Hamas’s official account, the account of its armed wing the Qassam Brigades, and the news account Gaza Now have not been accessible on versions of Telegram downloaded from Google Play or Apple’s App Store since last week.

The accounts, which have amassed hundreds of thousands of new followers since Hamas’s October 7 attacks on Israel, are still accessible from the online version of Telegram and the version of the app downloaded directly from Telegram’s website.

While Telegram has not publicly commented on the reasons for the move, the restrictions appeared after the Zachor Legal Institute, a US-based lobby group that campaigns against “anti-Israel movements”, last week wrote a letter to Apple pointing out that seven Hamas-linked accounts remained accessible on iOS despite being blocked for Android users.

Apple and Telegram did not respond to requests for comment, but Google told Al Jazeera in a statement that Google Play requires apps that feature user-generated content to moderate “egregious content, including content that promotes terrorist acts, incites violence, or celebrates terrorist attacks”.

Hamas, which governs the Gaza Strip, is considered a “terrorist” organisation by the United States, the European Union, the United Kingdom, Canada, Australia, Japan and Paraguay.

Telegram has been used heavily by Hamas to promote its message and it used the app to broadcast violent videos and images of its attacks on southern Israeli communities in real time.
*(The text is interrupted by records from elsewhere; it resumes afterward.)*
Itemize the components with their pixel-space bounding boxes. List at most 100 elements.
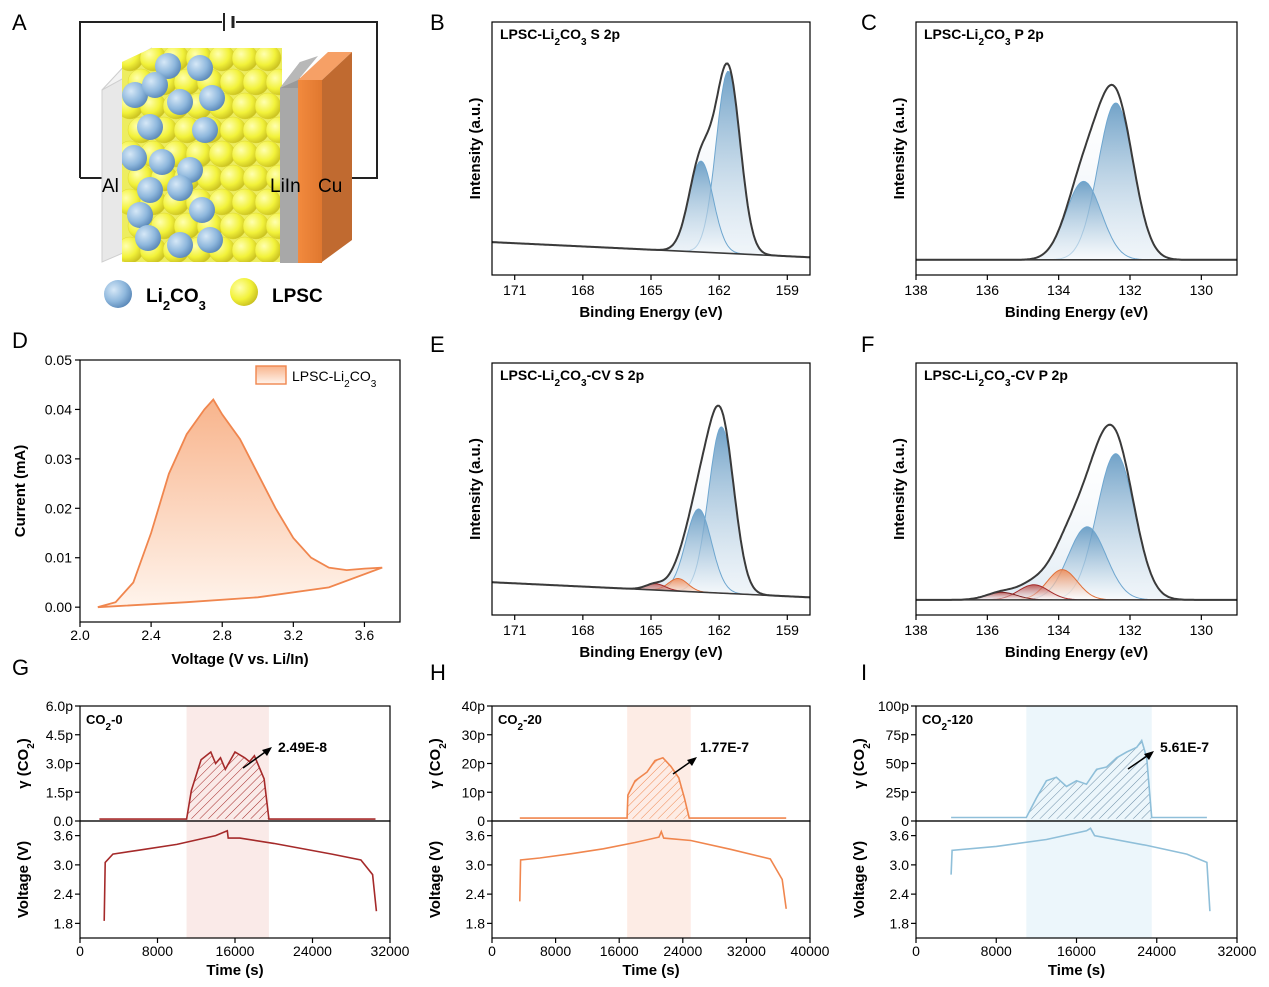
y-tick-label: 1.8 xyxy=(54,915,74,931)
hatched-area xyxy=(1026,740,1152,819)
voltage-line xyxy=(950,827,1211,912)
li2co3-particle xyxy=(189,197,215,223)
li2co3-particle xyxy=(127,202,153,228)
y-tick-label: 40p xyxy=(462,698,486,714)
peak-fill-s-2p3-2 xyxy=(492,71,810,258)
chart-i-co2-120: 0 8000 16000 24000 32000 0 25p 50p 75p 100p 1.8 2.4… xyxy=(851,698,1257,979)
lpsc-particle xyxy=(208,140,236,168)
bottom-frame xyxy=(491,820,811,939)
circuit-wire-left xyxy=(79,21,222,178)
li2co3-particle xyxy=(137,114,163,140)
x-tick-label: 130 xyxy=(1190,622,1214,638)
x-tick-label: 162 xyxy=(707,622,731,638)
y-tick-label: 100p xyxy=(878,698,909,714)
peak-line-s-2p1-2 xyxy=(491,160,811,258)
envelope-fill xyxy=(492,405,810,598)
peak-fill-p-2p1-2 xyxy=(916,526,1237,600)
y-axis-label: Intensity (a.u.) xyxy=(467,98,484,200)
x-tick-label: 165 xyxy=(639,282,663,298)
cu-label: Cu xyxy=(318,176,342,197)
y-axis-label-bottom: Voltage (V) xyxy=(851,841,868,918)
annotation-value: 2.49E-8 xyxy=(278,739,327,755)
plot-frame xyxy=(491,21,811,276)
x-tick-label: 3.2 xyxy=(284,627,304,643)
y-tick-label: 1.5p xyxy=(46,784,73,800)
x-tick-label: 159 xyxy=(776,282,800,298)
cu-foil-top xyxy=(298,52,352,80)
li2co3-particle xyxy=(167,232,193,258)
x-tick-label: 132 xyxy=(1118,282,1142,298)
y-tick-label: 20p xyxy=(462,756,486,772)
y-tick-label: 75p xyxy=(886,727,910,743)
cv-fill xyxy=(97,399,383,608)
chart-f-p2p-cv: 138 136 134 132 130 Binding Energy (eV) Intens… xyxy=(891,362,1238,661)
li2co3-particle xyxy=(187,55,213,81)
x-axis-label: Binding Energy (eV) xyxy=(579,304,722,321)
panel-label-e: E xyxy=(430,332,445,357)
chart-g-co2-0: 0 8000 16000 24000 32000 0.0 1.5p 3.0p 4.5p 6.0p 1… xyxy=(15,698,410,979)
x-tick-label: 136 xyxy=(976,622,1000,638)
panel-label-h: H xyxy=(430,660,446,685)
lpsc-particle xyxy=(122,48,144,72)
envelope-fill xyxy=(916,424,1237,600)
chart-h-co2-20: 0 8000 16000 24000 32000 40000 0 10p 20p 30p 40p 1.… xyxy=(427,698,830,979)
x-tick-label: 168 xyxy=(571,622,595,638)
li2co3-particle xyxy=(122,145,147,171)
li2co3-particle xyxy=(197,227,223,253)
y-axis-label: Current (mA) xyxy=(12,445,29,538)
lpsc-particle xyxy=(265,68,282,96)
x-tick-label: 2.0 xyxy=(70,627,90,643)
x-tick-label: 40000 xyxy=(791,943,830,959)
circuit-wire-right xyxy=(236,21,378,179)
liin-foil-face xyxy=(280,88,298,263)
panel-title: LPSC-Li2CO3 P 2p xyxy=(924,26,1044,48)
hatched-area xyxy=(186,752,269,820)
lpsc-particle xyxy=(265,116,282,144)
y-tick-label: 3.6 xyxy=(890,828,910,844)
annotation-arrow-shaft xyxy=(242,749,269,769)
y-tick-label: 10p xyxy=(462,784,486,800)
x-tick-label: 24000 xyxy=(663,943,702,959)
peak-fill-p-2p1-2 xyxy=(916,181,1237,260)
lpsc-particle xyxy=(219,68,247,96)
x-tick-label: 2.4 xyxy=(141,627,161,643)
annotation-arrow-head xyxy=(687,757,697,766)
x-tick-label: 3.6 xyxy=(355,627,375,643)
x-tick-label: 165 xyxy=(639,622,663,638)
x-tick-label: 168 xyxy=(571,282,595,298)
voltage-line xyxy=(103,829,378,921)
y-tick-label: 25p xyxy=(886,784,910,800)
particle-layer xyxy=(122,48,282,262)
y-axis-label: Intensity (a.u.) xyxy=(467,438,484,540)
y-tick-label: 3.0 xyxy=(890,857,910,873)
panel-label-f: F xyxy=(861,332,874,357)
x-tick-label: 32000 xyxy=(727,943,766,959)
li2co3-particle xyxy=(149,149,175,175)
peak-fill-s-2p1-2 xyxy=(492,161,810,258)
y-tick-label: 0.01 xyxy=(45,550,72,566)
y-axis-label-bottom: Voltage (V) xyxy=(15,841,32,918)
lpsc-particle xyxy=(231,92,259,120)
y-axis-label: Intensity (a.u.) xyxy=(891,98,908,200)
li2co3-particle xyxy=(167,89,193,115)
lpsc-particle xyxy=(219,164,247,192)
highlight-band xyxy=(186,706,269,938)
y-tick-label: 3.0 xyxy=(466,857,486,873)
x-tick-label: 2.8 xyxy=(212,627,232,643)
x-tick-label: 136 xyxy=(976,282,1000,298)
lpsc-particle xyxy=(254,48,282,72)
voltage-line xyxy=(519,829,787,909)
chart-e-s2p-cv: 171 168 165 162 159 Binding Energy (eV) Intens… xyxy=(467,362,811,661)
y-tick-label: 0.03 xyxy=(45,451,72,467)
panel-label-b: B xyxy=(430,10,445,35)
li2co3-particle xyxy=(167,175,193,201)
x-axis-label: Time (s) xyxy=(1048,962,1105,979)
x-tick-label: 138 xyxy=(904,282,928,298)
x-tick-label: 162 xyxy=(707,282,731,298)
envelope-line xyxy=(491,404,811,599)
y-tick-label: 3.6 xyxy=(54,828,74,844)
y-tick-label: 6.0p xyxy=(46,698,73,714)
chart-d-cv: 2.0 2.4 2.8 3.2 3.6 0.00 0.01 0.02 0.03 0.04 0.05 V… xyxy=(12,352,401,668)
li2co3-particle xyxy=(122,82,148,108)
lpsc-particle xyxy=(219,116,247,144)
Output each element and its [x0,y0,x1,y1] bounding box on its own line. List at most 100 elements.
Other armed groups such as ISIL (ISIS) and al-Qaeda have also used Telegram, which is known for its hands-off moderation, to promote their ideology and claim responsibility for attacks.

“Telegram served a purpose to Hamas that day and every day since because it lacks moderation policies and these lax rules allow militant groups to upload graphic footage of the carnage they are participating in, and then that content will filter to other places on the internet like X,” Layla Mashkoor, an associate editor at the Atlantic Council’s Digital Forensic Research Lab, told Al Jazeera.

The official channels of the Qassam Brigades and Hamas added nearly half a million and 100,000 subscribers, respectively, after the October 7 attacks.

Gaza Now – which is described as “Hamas-aligned” by the Atlantic Council – went from 343,506 subscribers to nearly 1.9 million.

Since the introduction of the restrictions on the Google Play and App Store versions of Telegram, the channels have lost between 10,000 and 80,000 subscribers.

Mashkoor said Hamas’s status as the government of Gaza sets it apart from armed groups like ISIL, even though both may share violent content through channels like Telegram.

“The facts are the facts and they are officially a representative group for Gaza and that does demand that conversations around how we treat state leaders or officials come into consideration, but then of course the other element that needs to be considered [is] the graphic nature and the violence and how you balance that – which is a really difficult thing to determine,” she said.

Telegram CEO Pavel Durov has defended the platform’s loose moderation policies, arguing that it has provided valuable information about the Israel-Hamas war and is less likely to spread harmful content than competitors as users must opt in to channels.

“As such, it’s unlikely that Telegram channels can be used to significantly amplify propaganda,” Durov said in a post on Telegram earlier this month, adding that moderators remove millions of pieces of harmful content every day.

“Instead, they serve as a unique source of first-hand information for researchers, journalists and fact-checkers. While it would be easy for us to destroy this source of information, doing so risks exacerbating an already dire situation.”

Still, Hamas appears to be preparing for its possible removal from Telegram and has told its followers to download a special dedicated app.

Mashkoor said smaller channels that disseminate information from the main Hamas accounts could also ensure that its message continues to circulate even if Telegram cracks down on the group.

“Most platforms have a policy against hosting content from designated terrorist organisations, so efforts to control the spread of this content will always start at the source channels,” she said.